1987 Lilian Cup

Tournament details
- Country: Israel
- Dates: 29 August – 1 September 1987
- Teams: 4

Final positions
- Champions: Maccabi Tel Aviv
- Runner-up: Bnei Yehuda

Tournament statistics
- Matches played: 4
- Goals scored: 11 (2.75 per match)
- Top goal scorer(s): Benny Smadja (H. Lod) (3)

= 1987 Lilian Cup =

The 1987 Lilian Cup was the 6th season of the competition. The four top placed teams for the previous season took part in the competition.

The competition was played as a straight knock-out competition and held between 29 August and 1 September 1987.

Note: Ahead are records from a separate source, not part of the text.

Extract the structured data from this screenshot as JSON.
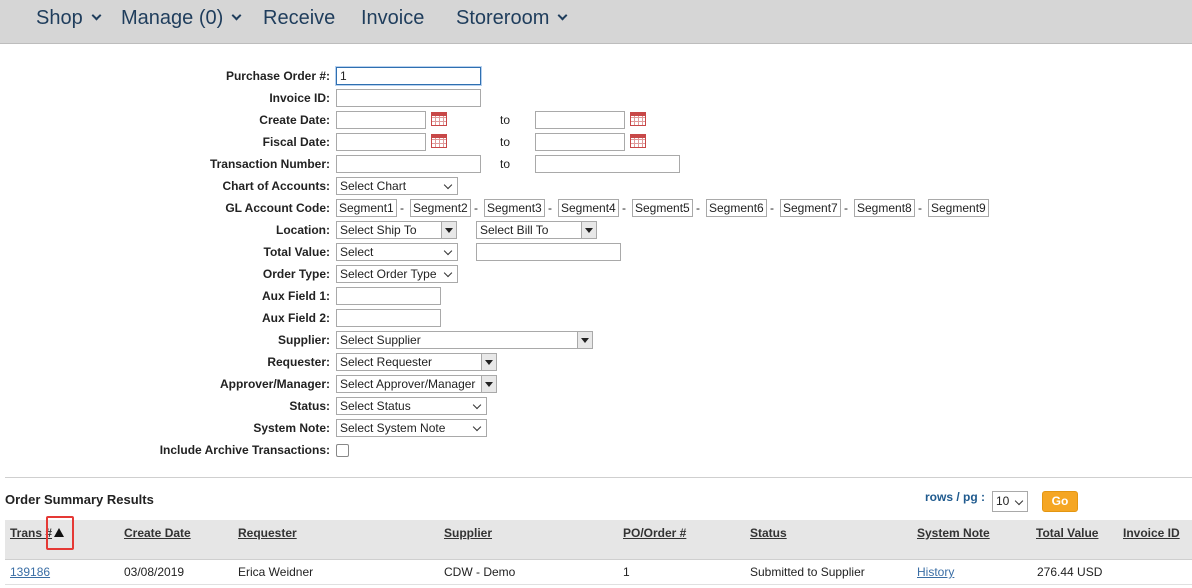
{
  "nav": {
    "shop": "Shop",
    "manage": "Manage (0)",
    "receive": "Receive",
    "invoice": "Invoice",
    "storeroom": "Storeroom"
  },
  "form": {
    "po_label": "Purchase Order #:",
    "po_value": "1",
    "invoice_id_label": "Invoice ID:",
    "create_date_label": "Create Date:",
    "fiscal_date_label": "Fiscal Date:",
    "transaction_number_label": "Transaction Number:",
    "to": "to",
    "chart_label": "Chart of Accounts:",
    "chart_value": "Select Chart",
    "gl_label": "GL Account Code:",
    "segments": [
      "Segment1",
      "Segment2",
      "Segment3",
      "Segment4",
      "Segment5",
      "Segment6",
      "Segment7",
      "Segment8",
      "Segment9"
    ],
    "location_label": "Location:",
    "ship_to": "Select Ship To",
    "bill_to": "Select Bill To",
    "total_value_label": "Total Value:",
    "total_value_select": "Select",
    "order_type_label": "Order Type:",
    "order_type_value": "Select Order Type",
    "aux1_label": "Aux Field 1:",
    "aux2_label": "Aux Field 2:",
    "supplier_label": "Supplier:",
    "supplier_value": "Select Supplier",
    "requester_label": "Requester:",
    "requester_value": "Select Requester",
    "approver_label": "Approver/Manager:",
    "approver_value": "Select Approver/Manager",
    "status_label": "Status:",
    "status_value": "Select Status",
    "system_note_label": "System Note:",
    "system_note_value": "Select System Note",
    "archive_label": "Include Archive Transactions:"
  },
  "results": {
    "title": "Order Summary Results",
    "rows_per_page_label": "rows / pg :",
    "rows_per_page_value": "10",
    "go": "Go",
    "columns": [
      "Trans #",
      "Create Date",
      "Requester",
      "Supplier",
      "PO/Order #",
      "Status",
      "System Note",
      "Total Value",
      "Invoice ID"
    ],
    "rows": [
      {
        "trans": "139186",
        "create_date": "03/08/2019",
        "requester": "Erica Weidner",
        "supplier": "CDW - Demo",
        "po": "1",
        "status": "Submitted to Supplier",
        "system_note": "History",
        "total_value": "276.44 USD",
        "invoice_id": ""
      }
    ]
  },
  "colors": {
    "nav_bg": "#d6d6d6",
    "nav_text": "#1f3d5c",
    "go_button": "#f5a623",
    "highlight_box": "#e53935",
    "link": "#3a6ea5"
  }
}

The competition was won by Maccabi Tel Aviv, who had beaten Bnei Yehuda 2–0 in the final.

==Results==
===3rd-4th Place Match===
1 September 1987
Hapoel Lod 3-2 Beitar Jerusalem
  Hapoel Lod: Smadja 26', 65' (pen.), Sharvit 50'
  Beitar Jerusalem: Mizrahi 15' (pen.), Dido 35'

===Final===
1 September 1987
Maccabi Tel Aviv 2-0 Bnei Yehuda
  Maccabi Tel Aviv: Levy 47', Goldberg 80' (pen.)